L’IA transforme-t-elle réellement le secteur immobilier ou en est-on encore aux promesses? Quels sont les cas concrets que vous avez observés?
– «L’IA peut certainement faire évoluer le secteur immobilier, tout comme l’ont fait en leur temps les premiers outils numériques. Je l’utilise moi-même au quotidien, comme un assistant, au même titre que mon ordinateur. Mais l’IA ne remplace pas le cœur de notre métier. Ce sont toujours les architectes, ingénieurs, concepteurs – et j’ajouterais responsables – qui portent l’innovation, font les choix, assument les conséquences. L’IA ne fait que reproduire ce qu’on lui a appris. Il faut donc savoir l’utiliser, vérifier ses résultats, rester formé. Ce n’est pas une transformation en rupture, mais une évolution. Et c’est à nous d’en faire un usage éthique, conscient et maîtrisé.
Face à la crise du logement abordable en Europe, quelles solutions innovantes ont été mises en avant au Mipim et peuvent-elles être appliquées au Luxembourg?
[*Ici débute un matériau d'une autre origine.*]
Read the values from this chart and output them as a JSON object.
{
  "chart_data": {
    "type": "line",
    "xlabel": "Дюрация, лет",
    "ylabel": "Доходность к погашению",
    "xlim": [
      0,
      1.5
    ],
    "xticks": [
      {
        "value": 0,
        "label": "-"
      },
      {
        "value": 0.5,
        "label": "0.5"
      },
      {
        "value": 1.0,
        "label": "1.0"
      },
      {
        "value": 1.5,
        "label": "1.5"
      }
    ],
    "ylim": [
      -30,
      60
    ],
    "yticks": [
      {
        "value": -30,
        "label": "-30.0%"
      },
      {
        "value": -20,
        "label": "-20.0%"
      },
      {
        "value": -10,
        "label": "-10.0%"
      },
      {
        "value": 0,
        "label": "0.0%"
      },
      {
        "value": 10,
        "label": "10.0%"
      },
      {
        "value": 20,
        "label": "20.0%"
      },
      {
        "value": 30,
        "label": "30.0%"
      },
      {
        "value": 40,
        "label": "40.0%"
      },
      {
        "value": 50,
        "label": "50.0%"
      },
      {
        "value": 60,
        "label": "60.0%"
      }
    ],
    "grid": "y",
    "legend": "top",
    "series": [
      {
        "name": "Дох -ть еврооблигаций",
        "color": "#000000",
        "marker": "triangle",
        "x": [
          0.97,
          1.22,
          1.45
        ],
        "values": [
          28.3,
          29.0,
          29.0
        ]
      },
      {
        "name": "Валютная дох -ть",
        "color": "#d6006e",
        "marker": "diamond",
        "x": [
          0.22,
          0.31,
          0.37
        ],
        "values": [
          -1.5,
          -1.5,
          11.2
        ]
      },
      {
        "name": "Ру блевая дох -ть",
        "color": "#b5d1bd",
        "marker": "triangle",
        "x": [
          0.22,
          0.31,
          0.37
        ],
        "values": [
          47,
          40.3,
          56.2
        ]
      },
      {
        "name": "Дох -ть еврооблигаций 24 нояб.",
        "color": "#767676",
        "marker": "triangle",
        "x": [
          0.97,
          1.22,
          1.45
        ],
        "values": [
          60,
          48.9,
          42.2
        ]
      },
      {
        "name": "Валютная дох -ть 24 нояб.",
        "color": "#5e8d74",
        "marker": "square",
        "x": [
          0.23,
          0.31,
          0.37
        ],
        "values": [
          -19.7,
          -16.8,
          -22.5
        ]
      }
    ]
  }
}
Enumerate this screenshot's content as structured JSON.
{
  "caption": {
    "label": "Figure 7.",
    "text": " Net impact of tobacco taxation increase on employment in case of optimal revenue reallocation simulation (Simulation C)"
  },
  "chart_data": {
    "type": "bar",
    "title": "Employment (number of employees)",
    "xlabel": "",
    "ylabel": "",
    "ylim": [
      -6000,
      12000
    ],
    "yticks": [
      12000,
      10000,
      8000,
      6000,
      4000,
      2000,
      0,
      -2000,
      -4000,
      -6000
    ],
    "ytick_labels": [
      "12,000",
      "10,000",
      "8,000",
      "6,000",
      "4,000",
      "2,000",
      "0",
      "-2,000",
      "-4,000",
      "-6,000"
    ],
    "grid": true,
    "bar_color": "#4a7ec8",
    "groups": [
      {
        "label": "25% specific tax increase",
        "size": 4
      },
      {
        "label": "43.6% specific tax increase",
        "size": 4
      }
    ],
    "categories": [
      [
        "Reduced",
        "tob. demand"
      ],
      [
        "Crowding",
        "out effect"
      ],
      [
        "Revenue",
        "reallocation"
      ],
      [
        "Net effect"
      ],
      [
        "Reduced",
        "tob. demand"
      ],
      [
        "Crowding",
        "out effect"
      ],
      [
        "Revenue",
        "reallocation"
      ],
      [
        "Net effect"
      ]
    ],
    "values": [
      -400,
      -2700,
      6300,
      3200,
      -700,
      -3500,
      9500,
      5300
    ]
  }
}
«En tant qu’architecte, je suis convaincue que l’une des clés du logement abordable au Luxembourg est la transformation de l’existant. C’est là que se concentre une grande part du bilan carbone, et c’est là où les marges d’amélioration sont immenses. Il faut faciliter la revalorisation de bâtiments non classés, en assouplissant certaines normes techniques, sans jamais compromettre la sécurité. Nous soutenons des approches expérimentales, comme le «Gebäudetyp E» en Allemagne ou l’initiative européenne HouseEurope! (), qui militent pour une transition du «démolir-reconstruire» vers le «conserver-transformer». Cela suppose une autre façon de concevoir les projets, plus collaborative et plus en amont, avec des architectes et ingénieurs engagés. Moins de normes ne signifie pas moins de qualité – mais plus de souplesse, d’intelligence constructive et de durabilité. Des ressources complémentaires sont disponibles sur le site de l’OAI: .
Face à l’évolution des exigences ESG, comment les investisseurs et promoteurs doivent-ils adapter leurs stratégies pour rester compétitifs?
«Les critères ESG doivent être intégrés dès la phase de conception, et ce sont les architectes, ingénieurs et urbanistes qui posent les bases concrètes de cette démarche. L’empreinte carbone d’un bâtiment se joue très tôt : choix des matériaux, transformation de l’existant, compacité, durabilité dans le temps. Mais il ne faut pas oublier le S de Social: logements inclusifs, qualité d’usage, intégration dans le tissu urbain… tout cela fait aussi partie de notre mission. Nos professions conçoivent avec responsabilité et vision à long terme. Le livre “Design First, Build Smart” () illustre parfaitement cette approche portée par nos membres: des projets durables, innovants, réalisés ici comme à l’international. C’est cette ingénierie collective, engagée et ancrée dans la réalité, qui donne du sens aux ambitions ESG – au-delà des effets d’annonce ou des simples labels.»